Google has commenced the rollout of its latest Gemini 2.0 Flash artificial intelligence (AI) model to the Android version of its chatbot. This development follows the initial release of the Gemini 2.0 family on December 12, which saw the model integrated into the web version of Gemini on the same day. However, mobile users had to wait until now to access this new functionality, which arrives alongside an innovative model switcher feature that empowers users to select their preferred AI model.
Gemini 2.0 Flash AI Model Comes to Android
The introduction of the next generation of Gemini AI models comes nine months after the launch of the Gemini 1.5 series. Google has emphasized that this new family of models boasts enhanced capabilities, including native support for image generation. Currently, users can experiment with the Flash variant, which is the smallest and fastest model in the series, available in an experimental preview.
For those utilizing the Google app for Android version 15.50 beta, two significant updates are on the horizon within the Gemini app. Firstly, the model information displayed at the top of the screen has become interactive. A downward arrow now appears between ‘Gemini’ and ‘1.5 Flash’ for free users, serving as the model switcher. This feature has been verified by staff members at Gadgets 360.
The second notable enhancement is the introduction of the Gemini 2.0 Flash experimental model. By tapping on the model switcher, users will see a bottom sheet that lists the available AI models for selection. Free users will have access to both the 1.5 Flash and 2.0 Flash models, while subscribers to Gemini Advanced will also be able to choose the 1.5 Pro model.

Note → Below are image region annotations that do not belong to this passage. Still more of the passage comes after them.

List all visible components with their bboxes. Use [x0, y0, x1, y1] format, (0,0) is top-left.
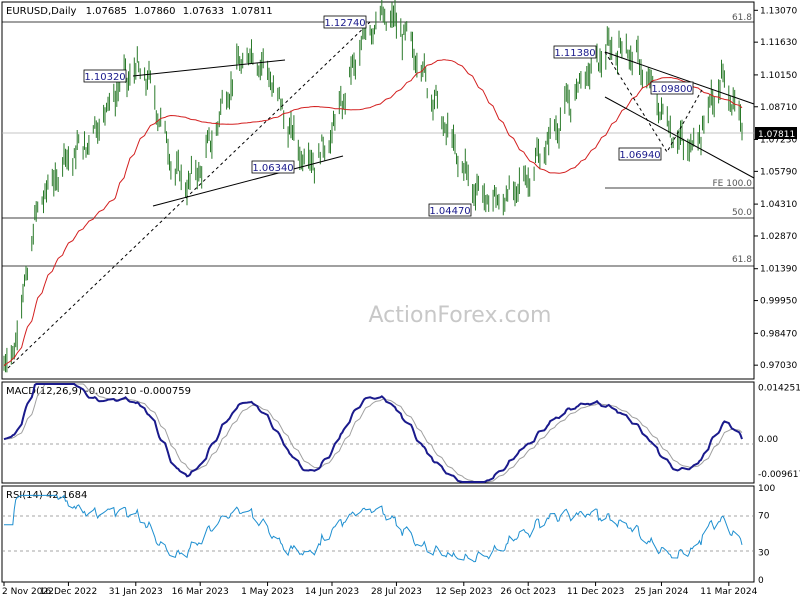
price-tick-label: 0.98470: [760, 329, 797, 339]
channel-lower: [604, 96, 755, 179]
price-panel: [1, 1, 755, 380]
price-label: 1.12740: [324, 18, 365, 29]
price-label: 1.11380: [554, 48, 595, 59]
trendline-lower-2023: [152, 155, 344, 207]
macd-tick-label: 0.014251: [758, 383, 800, 393]
price-tick-label: 1.08710: [760, 103, 797, 113]
x-tick-label: 11 Dec 2023: [567, 587, 625, 597]
fib-level-label-61-upper: 61.8: [732, 13, 752, 23]
price-label-box: [650, 81, 694, 95]
rsi-y-axis: 100 70 30 0: [758, 484, 775, 586]
x-tick-label: 31 Jan 2023: [109, 587, 163, 597]
ohlc-open: 1.07685: [86, 6, 127, 17]
ohlc-high: 1.07860: [134, 6, 175, 17]
price-label-box: [323, 15, 367, 29]
price-tick-label: 1.01390: [760, 265, 797, 275]
x-tick-label: 2 Nov 2022: [2, 587, 54, 597]
fe-level-label: FE 100.0: [713, 179, 753, 189]
macd-tick-label: 0.00: [758, 435, 778, 445]
last-price-box: [755, 127, 797, 139]
price-tick-label: 1.04310: [760, 200, 797, 210]
x-tick-label: 28 Jul 2023: [371, 587, 422, 597]
price-label: 1.09800: [651, 84, 692, 95]
fib-levels: 61.8 50.0 61.8 FE 100.0: [2, 13, 754, 267]
fib-level-label-50: 50.0: [732, 208, 752, 218]
price-labels: 1.12740 1.10320 1.11380 1.09800 1.06940 1.063…: [83, 15, 694, 217]
x-tick-label: 16 Dec 2022: [40, 587, 98, 597]
price-tick-label: 1.02870: [760, 232, 797, 242]
price-tick-label: 1.07230: [760, 136, 797, 146]
macd-label: MACD(12,26,9) -0.002210 -0.000759: [6, 386, 191, 397]
fib-level-label-61-lower: 61.8: [732, 255, 752, 265]
x-tick-label: 26 Oct 2023: [500, 587, 556, 597]
chart-header: EURUSD,Daily 1.07685 1.07860 1.07633 1.0…: [6, 6, 273, 17]
x-tick-label: 1 May 2023: [241, 587, 294, 597]
price-tick-label: 1.13070: [760, 6, 797, 16]
price-label: 1.06940: [619, 150, 660, 161]
x-tick-label: 12 Sep 2023: [435, 587, 492, 597]
x-tick-label: 16 Mar 2023: [172, 587, 229, 597]
trendline-upper-2023: [132, 59, 286, 77]
x-tick-label: 25 Jan 2024: [634, 587, 688, 597]
watermark: ActionForex.com: [369, 303, 552, 328]
rsi-tick-label: 0: [758, 576, 764, 586]
last-price-label: 1.07811: [758, 130, 795, 140]
rsi-tick-label: 30: [758, 548, 770, 558]
symbol-label: EURUSD,Daily: [6, 6, 77, 17]
macd-main-line: [3, 383, 743, 483]
moving-average-line: [3, 59, 743, 367]
channel-upper: [604, 51, 755, 105]
rsi-line: [4, 494, 743, 563]
rsi-tick-label: 70: [758, 512, 770, 522]
price-tick-label: 1.05790: [760, 167, 797, 177]
rsi-panel: [1, 485, 755, 583]
macd-tick-label: -0.009617: [758, 470, 800, 480]
price-label-box: [83, 69, 127, 83]
rsi-tick-label: 100: [758, 484, 775, 494]
price-label-box: [553, 45, 597, 59]
price-label: 1.10320: [84, 72, 125, 83]
x-tick-label: 11 Mar 2024: [700, 587, 757, 597]
price-tick-label: 1.11630: [760, 38, 797, 48]
ohlc-low: 1.07633: [183, 6, 224, 17]
x-tick-label: 14 Jun 2023: [305, 587, 359, 597]
price-label-box: [428, 203, 472, 217]
price-tick-label: 0.99950: [760, 297, 797, 307]
trend-lines: [7, 21, 755, 369]
price-tick-label: 1.10150: [760, 71, 797, 81]
ohlc-close: 1.07811: [231, 6, 272, 17]
price-label: 1.04470: [429, 206, 470, 217]
price-tick-label: 0.97030: [760, 361, 797, 371]
price-label-box: [251, 160, 295, 174]
price-label-box: [618, 147, 662, 161]
macd-y-axis: 0.014251 0.00 -0.009617: [758, 383, 800, 480]
price-y-axis: 1.13070 1.11630 1.10150 1.08710 1.07230 1.057…: [754, 6, 797, 371]
price-label: 1.06340: [252, 163, 293, 174]
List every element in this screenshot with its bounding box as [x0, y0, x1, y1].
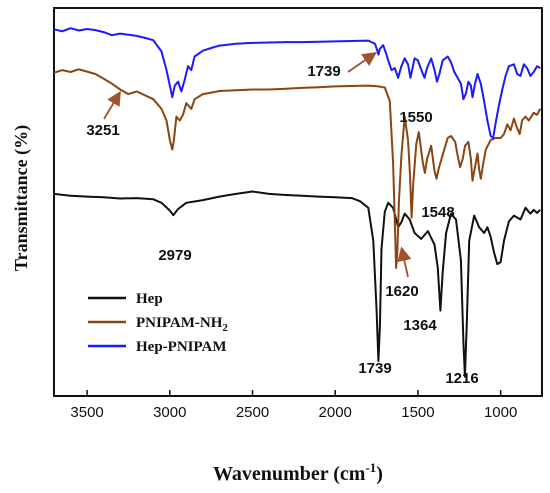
x-tick-label: 2500 — [236, 404, 269, 421]
annotation-layer: 1739 1550 3251 1548 2979 1620 1364 1739 1216 — [86, 51, 479, 387]
peak-label: 1739 — [358, 360, 391, 377]
x-tick-label: 3000 — [153, 404, 186, 421]
legend: Hep PNIPAM-NH2 Hep-PNIPAM — [88, 291, 228, 355]
peak-label: 1550 — [399, 109, 432, 126]
x-axis-label: Wavenumber (cm-1) — [213, 460, 383, 485]
peak-label: 1739 — [307, 63, 340, 80]
peak-label: 3251 — [86, 122, 119, 139]
series-layer — [53, 27, 542, 378]
annotation-arrow — [103, 90, 121, 120]
annotation-arrow — [397, 246, 412, 278]
series-line-2 — [53, 68, 542, 269]
x-tick-label: 1000 — [484, 404, 517, 421]
series-line-1 — [53, 190, 541, 378]
x-tick-layer: 3500 3000 2500 2000 1500 1000 — [70, 390, 517, 421]
peak-label: 1620 — [385, 283, 418, 300]
peak-label: 2979 — [158, 247, 191, 264]
legend-label: PNIPAM-NH2 — [136, 315, 228, 334]
peak-label: 1548 — [421, 204, 454, 221]
plot-frame — [53, 7, 543, 397]
x-tick-label: 2000 — [319, 404, 352, 421]
x-axis-label-sup: -1 — [365, 460, 376, 475]
legend-label: Hep-PNIPAM — [136, 339, 227, 355]
annotation-arrow — [347, 51, 377, 73]
series-line-3 — [53, 27, 541, 139]
peak-label: 1216 — [445, 370, 478, 387]
peak-label: 1364 — [403, 317, 437, 334]
x-axis-label-end: ) — [376, 463, 383, 485]
legend-label: Hep — [136, 291, 163, 307]
x-tick-label: 1500 — [401, 404, 434, 421]
x-tick-label: 3500 — [70, 404, 103, 421]
x-axis-label-main: Wavenumber (cm — [213, 463, 366, 485]
y-axis-label: Transmittance (%) — [11, 125, 32, 271]
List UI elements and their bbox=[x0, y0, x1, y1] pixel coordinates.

It is important to note that Google has indicated the Gemini 2.0 Flash is currently available as an early preview and may not function flawlessly. Furthermore, some features of Gemini may not be compatible with this AI model until a full version is launched.
Upon its introduction, Google asserted that the Gemini 2.0 Flash model surpassed the 1.5 Pro model in various benchmarks during internal testing. These benchmarks include the Massive Multitask Language Understanding (MMLU), Natural2Code, MATH, and Graduate-Level Google-Proof Q&A (GPQA).